Ab Initio Discovery of Novel Crystal Structure Stability in Barium and Sodium-Calcium Compounds under Pressure using DFT
Group I/II materials exhibit unexpected structural phase transitions at high pressures, providing potential insight into the origins of elemental superconductivity. We present here a computational study of elemental barium and binary sodium-calcium alloys to identify both known and unknown phases of barium under pressure, as well as stable high-pressure compounds in the immiscible Na-Ca system. To predict stability, we performed density functional theory calculations on randomly generated structures and evolved them using a genetic algorithm. For barium, we observed all of the expected phases and a number of new metastable structures, excluding the incommensurate Ba-IV structure. We also observed a heretofore unreported structure (\alpha-Sm) predicted to be the ground state from 30-42 GPa. In the Na-Ca system, we demonstrate feasibility of our search method, but have been unable to predict any stable compounds. These results have improved the efficacy of the genetic algorithm, and should provide many promising directions for future work.
💡 Research Summary
This paper presents a comprehensive first‑principles investigation of high‑pressure phase stability in elemental barium (Ba) and the binary sodium‑calcium (Na‑Ca) system, employing density functional theory (DFT) combined with a genetic algorithm (GA) for crystal structure prediction. The authors generate large ensembles of random structures for each composition, evolve them through successive GA generations using selection, crossover, and mutation operators, and evaluate each candidate with VASP‑based DFT calculations to obtain total energies, formation enthalpies, and phonon spectra.

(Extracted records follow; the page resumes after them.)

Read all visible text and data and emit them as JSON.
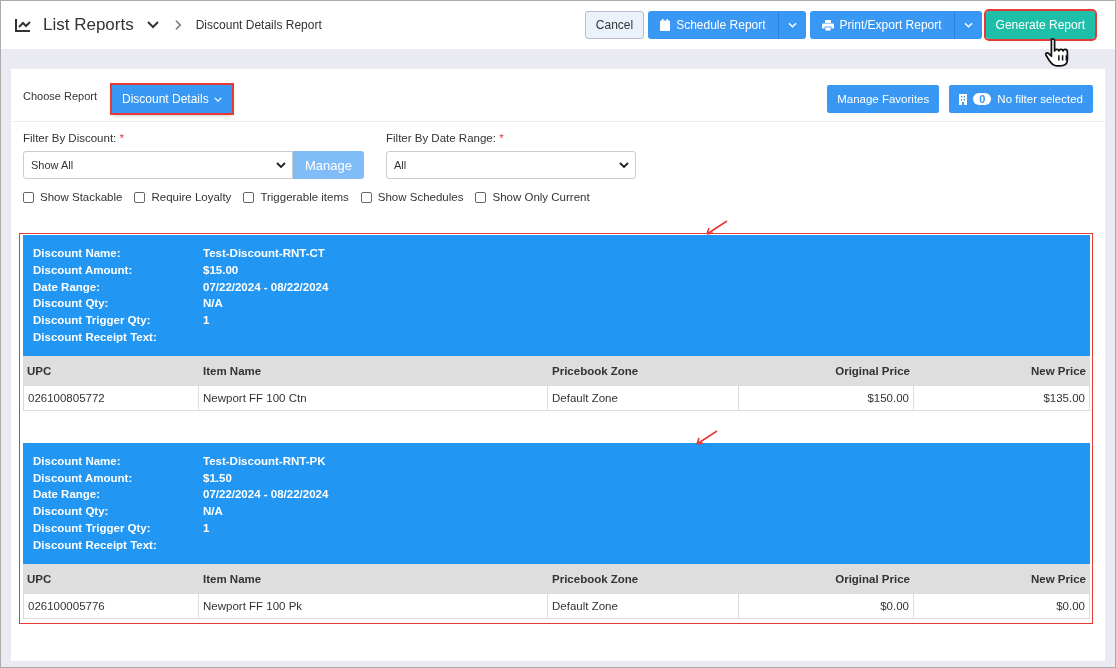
{
  "header": {
    "title": "List Reports",
    "breadcrumb": "Discount Details Report",
    "buttons": [
      {
        "kind": "cancel",
        "label": "Cancel"
      },
      {
        "kind": "schedule",
        "label": "Schedule Report"
      },
      {
        "kind": "export",
        "label": "Print/Export Report"
      },
      {
        "kind": "generate",
        "label": "Generate Report"
      }
    ]
  },
  "choose_report": {
    "label": "Choose Report",
    "value": "Discount Details"
  },
  "favorites_button": "Manage Favorites",
  "filter_status": {
    "count": "0",
    "label": "No filter selected"
  },
  "filter_discount": {
    "label": "Filter By Discount:",
    "required": "*",
    "value": "Show All",
    "button": "Manage"
  },
  "filter_date": {
    "label": "Filter By Date Range:",
    "required": "*",
    "value": "All"
  },
  "options": [
    {
      "label": "Show Stackable",
      "checked": false
    },
    {
      "label": "Require Loyalty",
      "checked": false
    },
    {
      "label": "Triggerable items",
      "checked": false
    },
    {
      "label": "Show Schedules",
      "checked": false
    },
    {
      "label": "Show Only Current",
      "checked": false
    }
  ],
  "reports": [
    {
      "fields": [
        {
          "label": "Discount Name:",
          "value": "Test-Discount-RNT-CT"
        },
        {
          "label": "Discount Amount:",
          "value": "$15.00"
        },
        {
          "label": "Date Range:",
          "value": "07/22/2024 - 08/22/2024"
        },
        {
          "label": "Discount Qty:",
          "value": "N/A"
        },
        {
          "label": "Discount Trigger Qty:",
          "value": "1"
        },
        {
          "label": "Discount Receipt Text:"
        }
      ],
      "columns": [
        "UPC",
        "Item Name",
        "Pricebook Zone",
        "Original Price",
        "New Price"
      ],
      "rows": [
        [
          "026100805772",
          "Newport FF 100 Ctn",
          "Default Zone",
          "$150.00",
          "$135.00"
        ]
      ]
    },
    {
      "fields": [
        {
          "label": "Discount Name:",
          "value": "Test-Discount-RNT-PK"
        },
        {
          "label": "Discount Amount:",
          "value": "$1.50"
        },
        {
          "label": "Date Range:",
          "value": "07/22/2024 - 08/22/2024"
        },
        {
          "label": "Discount Qty:",
          "value": "N/A"
        },
        {
          "label": "Discount Trigger Qty:",
          "value": "1"
        },
        {
          "label": "Discount Receipt Text:"
        }
      ],
      "columns": [
        "UPC",
        "Item Name",
        "Pricebook Zone",
        "Original Price",
        "New Price"
      ],
      "rows": [
        [
          "026100005776",
          "Newport FF 100 Pk",
          "Default Zone",
          "$0.00",
          "$0.00"
        ]
      ]
    }
  ]
}
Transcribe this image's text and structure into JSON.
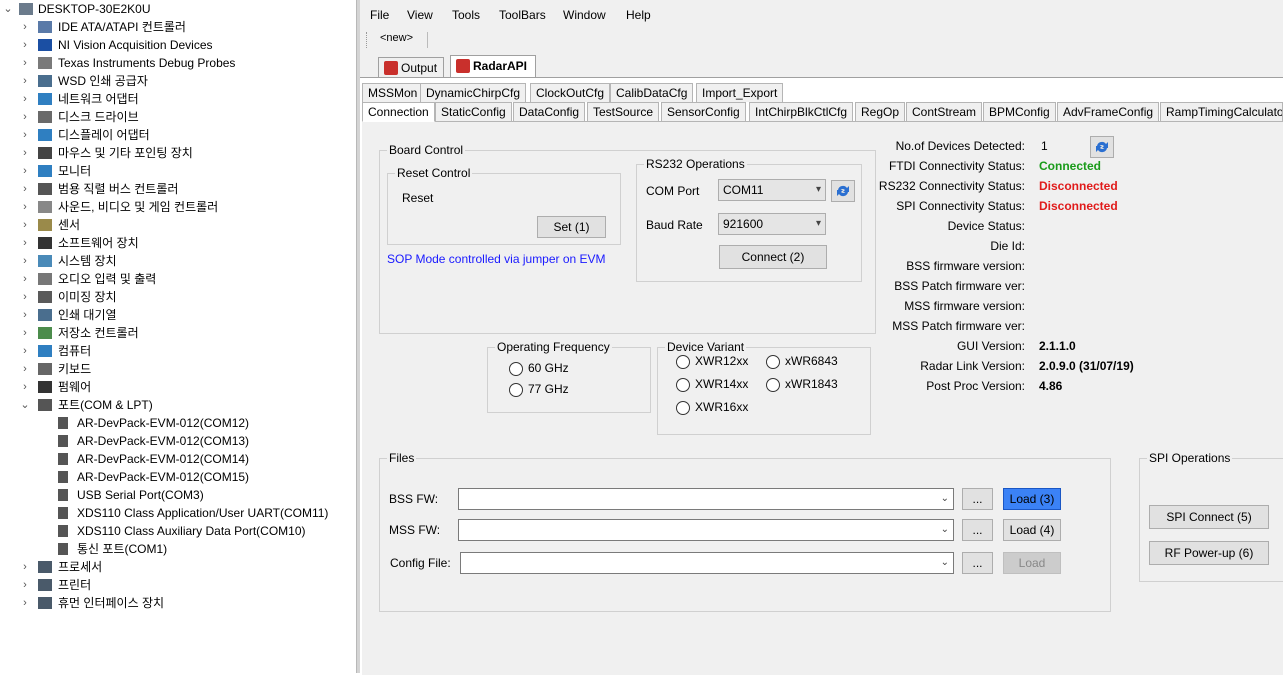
{
  "device_manager": {
    "root": "DESKTOP-30E2K0U",
    "categories": [
      {
        "label": "IDE ATA/ATAPI 컨트롤러",
        "icon": "ide-controller-icon"
      },
      {
        "label": "NI Vision Acquisition Devices",
        "icon": "ni-vision-icon"
      },
      {
        "label": "Texas Instruments Debug Probes",
        "icon": "debug-probe-icon"
      },
      {
        "label": "WSD 인쇄 공급자",
        "icon": "printer-icon"
      },
      {
        "label": "네트워크 어댑터",
        "icon": "network-adapter-icon"
      },
      {
        "label": "디스크 드라이브",
        "icon": "disk-drive-icon"
      },
      {
        "label": "디스플레이 어댑터",
        "icon": "display-adapter-icon"
      },
      {
        "label": "마우스 및 기타 포인팅 장치",
        "icon": "mouse-icon"
      },
      {
        "label": "모니터",
        "icon": "monitor-icon"
      },
      {
        "label": "범용 직렬 버스 컨트롤러",
        "icon": "usb-icon"
      },
      {
        "label": "사운드, 비디오 및 게임 컨트롤러",
        "icon": "speaker-icon"
      },
      {
        "label": "센서",
        "icon": "sensor-icon"
      },
      {
        "label": "소프트웨어 장치",
        "icon": "software-device-icon"
      },
      {
        "label": "시스템 장치",
        "icon": "system-device-icon"
      },
      {
        "label": "오디오 입력 및 출력",
        "icon": "audio-icon"
      },
      {
        "label": "이미징 장치",
        "icon": "camera-icon"
      },
      {
        "label": "인쇄 대기열",
        "icon": "print-queue-icon"
      },
      {
        "label": "저장소 컨트롤러",
        "icon": "storage-controller-icon"
      },
      {
        "label": "컴퓨터",
        "icon": "computer-icon"
      },
      {
        "label": "키보드",
        "icon": "keyboard-icon"
      },
      {
        "label": "펌웨어",
        "icon": "firmware-icon"
      },
      {
        "label": "포트(COM & LPT)",
        "icon": "port-icon",
        "expanded": true
      }
    ],
    "ports": [
      "AR-DevPack-EVM-012(COM12)",
      "AR-DevPack-EVM-012(COM13)",
      "AR-DevPack-EVM-012(COM14)",
      "AR-DevPack-EVM-012(COM15)",
      "USB Serial Port(COM3)",
      "XDS110 Class Application/User UART(COM11)",
      "XDS110 Class Auxiliary Data Port(COM10)",
      "통신 포트(COM1)"
    ],
    "after": [
      {
        "label": "프로세서",
        "icon": "processor-icon"
      },
      {
        "label": "프린터",
        "icon": "printer-icon"
      },
      {
        "label": "휴먼 인터페이스 장치",
        "icon": "hid-icon"
      }
    ]
  },
  "app": {
    "menu": [
      "File",
      "View",
      "Tools",
      "ToolBars",
      "Window",
      "Help"
    ],
    "toolbar_new": "<new>",
    "doc_tabs": [
      "Output",
      "RadarAPI"
    ],
    "tabs_row1": [
      "MSSMon",
      "DynamicChirpCfg",
      "ClockOutCfg",
      "CalibDataCfg",
      "Import_Export"
    ],
    "tabs_row2": [
      "Connection",
      "StaticConfig",
      "DataConfig",
      "TestSource",
      "SensorConfig",
      "IntChirpBlkCtlCfg",
      "RegOp",
      "ContStream",
      "BPMConfig",
      "AdvFrameConfig",
      "RampTimingCalculato"
    ],
    "board_control": {
      "title": "Board Control",
      "reset_control_title": "Reset Control",
      "reset_label": "Reset",
      "set_button": "Set (1)",
      "sop_note": "SOP Mode controlled via jumper on EVM"
    },
    "rs232": {
      "title": "RS232 Operations",
      "com_port_label": "COM Port",
      "com_port_value": "COM11",
      "baud_label": "Baud Rate",
      "baud_value": "921600",
      "connect_button": "Connect (2)"
    },
    "operating_frequency": {
      "title": "Operating Frequency",
      "options": [
        "60 GHz",
        "77 GHz"
      ]
    },
    "device_variant": {
      "title": "Device Variant",
      "options": [
        "XWR12xx",
        "XWR14xx",
        "XWR16xx",
        "xWR6843",
        "xWR1843"
      ]
    },
    "status": {
      "devices_detected_label": "No.of Devices Detected:",
      "devices_detected_value": "1",
      "rows": [
        {
          "label": "FTDI Connectivity Status:",
          "value": "Connected",
          "color": "#1a9b1a"
        },
        {
          "label": "RS232 Connectivity Status:",
          "value": "Disconnected",
          "color": "#e01b1b"
        },
        {
          "label": "SPI Connectivity Status:",
          "value": "Disconnected",
          "color": "#e01b1b"
        },
        {
          "label": "Device Status:",
          "value": ""
        },
        {
          "label": "Die Id:",
          "value": ""
        },
        {
          "label": "BSS firmware version:",
          "value": ""
        },
        {
          "label": "BSS Patch firmware ver:",
          "value": ""
        },
        {
          "label": "MSS firmware version:",
          "value": ""
        },
        {
          "label": "MSS Patch firmware ver:",
          "value": ""
        },
        {
          "label": "GUI Version:",
          "value": "2.1.1.0"
        },
        {
          "label": "Radar Link Version:",
          "value": "2.0.9.0 (31/07/19)"
        },
        {
          "label": "Post Proc Version:",
          "value": "4.86"
        }
      ]
    },
    "files": {
      "title": "Files",
      "rows": [
        {
          "label": "BSS FW:",
          "browse": "...",
          "load": "Load (3)"
        },
        {
          "label": "MSS FW:",
          "browse": "...",
          "load": "Load (4)"
        },
        {
          "label": "Config File:",
          "browse": "...",
          "load": "Load"
        }
      ]
    },
    "spi": {
      "title": "SPI Operations",
      "connect": "SPI Connect (5)",
      "rf_power": "RF Power-up (6)"
    }
  }
}
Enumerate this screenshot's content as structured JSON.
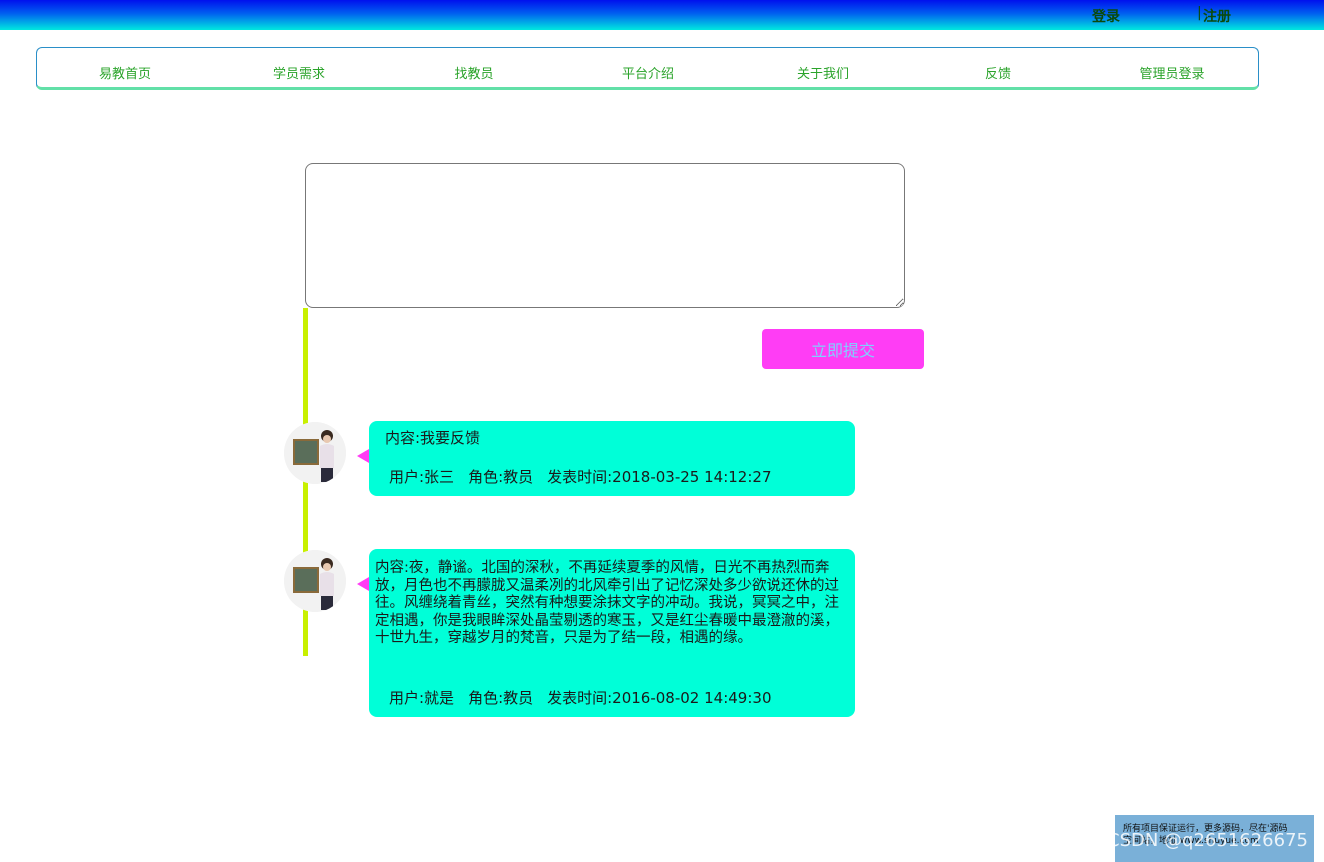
{
  "topbar": {
    "login": "登录",
    "separator": "|",
    "register": "注册"
  },
  "nav": {
    "items": [
      "易教首页",
      "学员需求",
      "找教员",
      "平台介绍",
      "关于我们",
      "反馈",
      "管理员登录"
    ]
  },
  "form": {
    "textarea_value": "",
    "submit_label": "立即提交"
  },
  "feedback": [
    {
      "content": "内容:我要反馈",
      "user": "用户:张三",
      "role": "角色:教员",
      "time": "发表时间:2018-03-25 14:12:27"
    },
    {
      "content": " 内容:夜，静谧。北国的深秋，不再延续夏季的风情，日光不再热烈而奔放，月色也不再朦胧又温柔冽的北风牵引出了记忆深处多少欲说还休的过往。风缠绕着青丝，突然有种想要涂抹文字的冲动。我说，冥冥之中，注定相遇，你是我眼眸深处晶莹剔透的寒玉，又是红尘春暖中最澄澈的溪，十世九生，穿越岁月的梵音，只是为了结一段，相遇的缘。",
      "user": "用户:就是",
      "role": "角色:教员",
      "time": "发表时间:2016-08-02 14:49:30"
    }
  ],
  "footer": {
    "notice_line1": "所有项目保证运行，更多源码，尽在'源码",
    "notice_line2": "空间站，地址 www.shuyue.com",
    "csdn": "CSDN @q2651626675"
  },
  "colors": {
    "accent_pink": "#ff3df5",
    "bubble": "#00ffd8",
    "timeline": "#c8f000",
    "nav_text": "#2aa32a"
  }
}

For barium, the computational workflow successfully reproduces all experimentally known high‑pressure polymorphs: the ambient‑pressure body‑centered cubic (Ba‑I), the body‑centered tetragonal (Ba‑II), the orthorhombic (Ba‑III), and the high‑pressure orthorhombic Ba‑V. The notoriously complex incommensurate Ba‑IV structure is not captured, which the authors attribute to the limitations of conventional GA representations for modulated phases. The most striking result is the identification of a previously unreported α‑Sm (hexagonal) structure that becomes the thermodynamic ground state between 30 GPa and 42 GPa. This phase features a nine‑atom primitive cell with a layered arrangement that efficiently accommodates compression. Band‑structure analysis shows that the α‑Sm phase remains metallic while exhibiting enhanced electron‑phonon coupling, suggesting a possible route to elevated superconducting transition temperatures under pressure. Phonon calculations confirm dynamical stability, and the calculated formation enthalpy places it below all competing structures in the specified pressure window.
In the Na‑Ca binary, the authors explore a wide compositional range (0–100 % Na) and pressures up to 100 GPa, generating more than thirty distinct stoichiometries and evolving each for over one hundred GA generations. Despite this exhaustive search, all candidate compounds display positive formation enthalpies relative to the elemental end members, indicating that no thermodynamically stable Na‑Ca compounds exist within the examined pressure regime. Nevertheless, several low‑enthalpy metastable configurations are identified; their relatively shallow energy basins imply that they could be trapped experimentally via rapid compression or kinetic quenching, providing potential targets for future high‑pressure synthesis attempts.
Methodologically, the study demonstrates a significant improvement in GA efficiency. By increasing the population size from 50 to 100, raising the mutation probability from 10 % to 20 %, and adopting multi‑point crossover, the authors achieve a two‑fold increase in the discovery rate of low‑energy structures. These refinements are especially valuable for systems where the configurational space is vast and the energy landscape contains many shallow minima.
The paper concludes that (i) the GA‑DFT framework is robust enough to recover known Ba polymorphs and to predict a new α‑Sm ground state in a well‑defined pressure interval; (ii) the Na‑Ca system remains immiscible under pressure, but the methodology is validated for binary alloy searches; and (iii) further algorithmic developments—such as incorporating descriptors for incommensurate modulations or machine‑learning‑guided offspring generation—could extend the approach to even more challenging materials. The authors suggest that future work should focus on detailed electron‑phonon calculations for the α‑Sm phase, experimental verification of its existence, and exploration of pressure‑induced superconductivity in barium and related alkaline‑earth metals.